Parallelization of Sequential Monte Carlo: sample_smc

Hello everyone,

I am new to PyMC and I am planning to use the SMC sampler, pm.sample_smc, for Bayesian parameter calibration. For example:

pm.sample_smc(draws=1000, chains=1, cores=1)

One attractive feature of SMC methods is that, within each sequential stage, the particles can in principle be evaluated independently. Therefore, likelihood evaluations, weight calculations, and MH mutation steps could theoretically be parallelized across particles.

However, in the default PyMC setup, the forward runs of my model appear to be executed one at a time. This gives me the impression that the particles within a single SMC chain are evaluated sequentially, which creates a significant computational bottleneck for my application.

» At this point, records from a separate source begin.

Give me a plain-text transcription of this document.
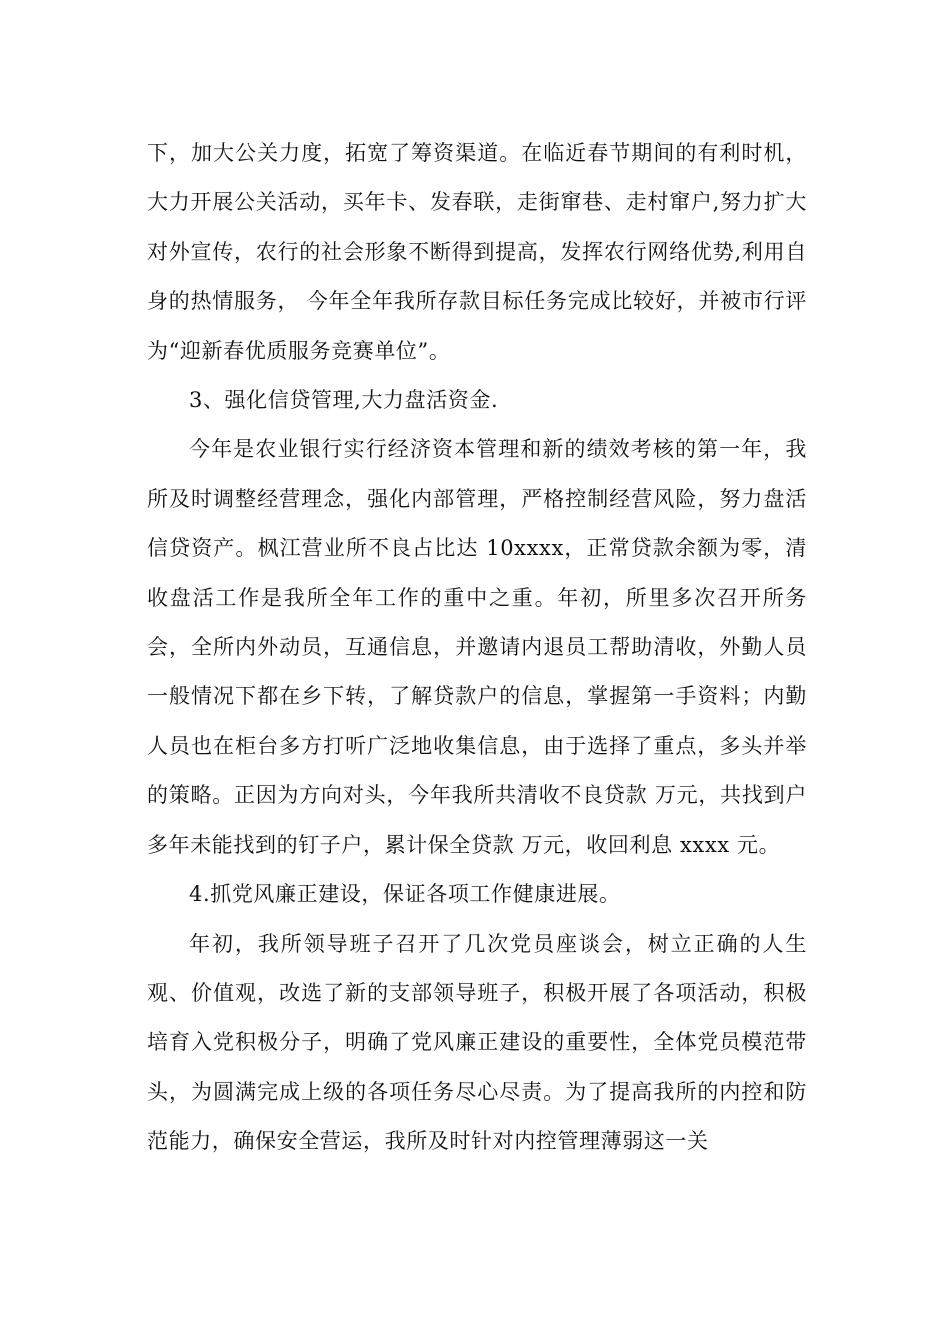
下，加大公关力度，拓宽了筹资渠道。在临近春节期间的有利时机，大力开展公关活动，买年卡、发春联，走街窜巷、走村窜户,努力扩大对外宣传，农行的社会形象不断得到提高，发挥农行网络优势,利用自身的热情服务， 今年全年我所存款目标任务完成比较好，并被市行评为“迎新春优质服务竞赛单位”。

3、强化信贷管理,大力盘活资金.

今年是农业银行实行经济资本管理和新的绩效考核的第一年，我所及时调整经营理念，强化内部管理，严格控制经营风险，努力盘活信贷资产。枫江营业所不良占比达 10xxxx，正常贷款余额为零，清收盘活工作是我所全年工作的重中之重。年初，所里多次召开所务会，全所内外动员，互通信息，并邀请内退员工帮助清收，外勤人员一般情况下都在乡下转，了解贷款户的信息，掌握第一手资料；内勤人员也在柜台多方打听广泛地收集信息，由于选择了重点，多头并举的策略。正因为方向对头，今年我所共清收不良贷款 万元，共找到户多年未能找到的钉子户，累计保全贷款 万元，收回利息 xxxx 元。

4.抓党风廉正建设，保证各项工作健康进展。

年初，我所领导班子召开了几次党员座谈会，树立正确的人生观、价值观，改选了新的支部领导班子，积极开展了各项活动，积极培育入党积极分子，明确了党风廉正建设的重要性，全体党员模范带头，为圆满完成上级的各项任务尽心尽责。为了提高我所的内控和防范能力，确保安全营运，我所及时针对内控管理薄弱这一关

My question is: does PyMC’s implementation of sample_smc support parallel evaluation of particles within a single SMC chain? If so, how can this be controlled or activated?

From what I have seen so far, the only available parallelization seems to be at the chain level, e.g. by running multiple chains in parallel using chains and cores.

Thanks in advance, and please let me know if any additional information would be helpful.

Not really, it would require changing the internals a bit.

we could at the very list handle the log likelihood as a vectorized function and use multi threading there, but we don’t. The rest of the kernel is just python code.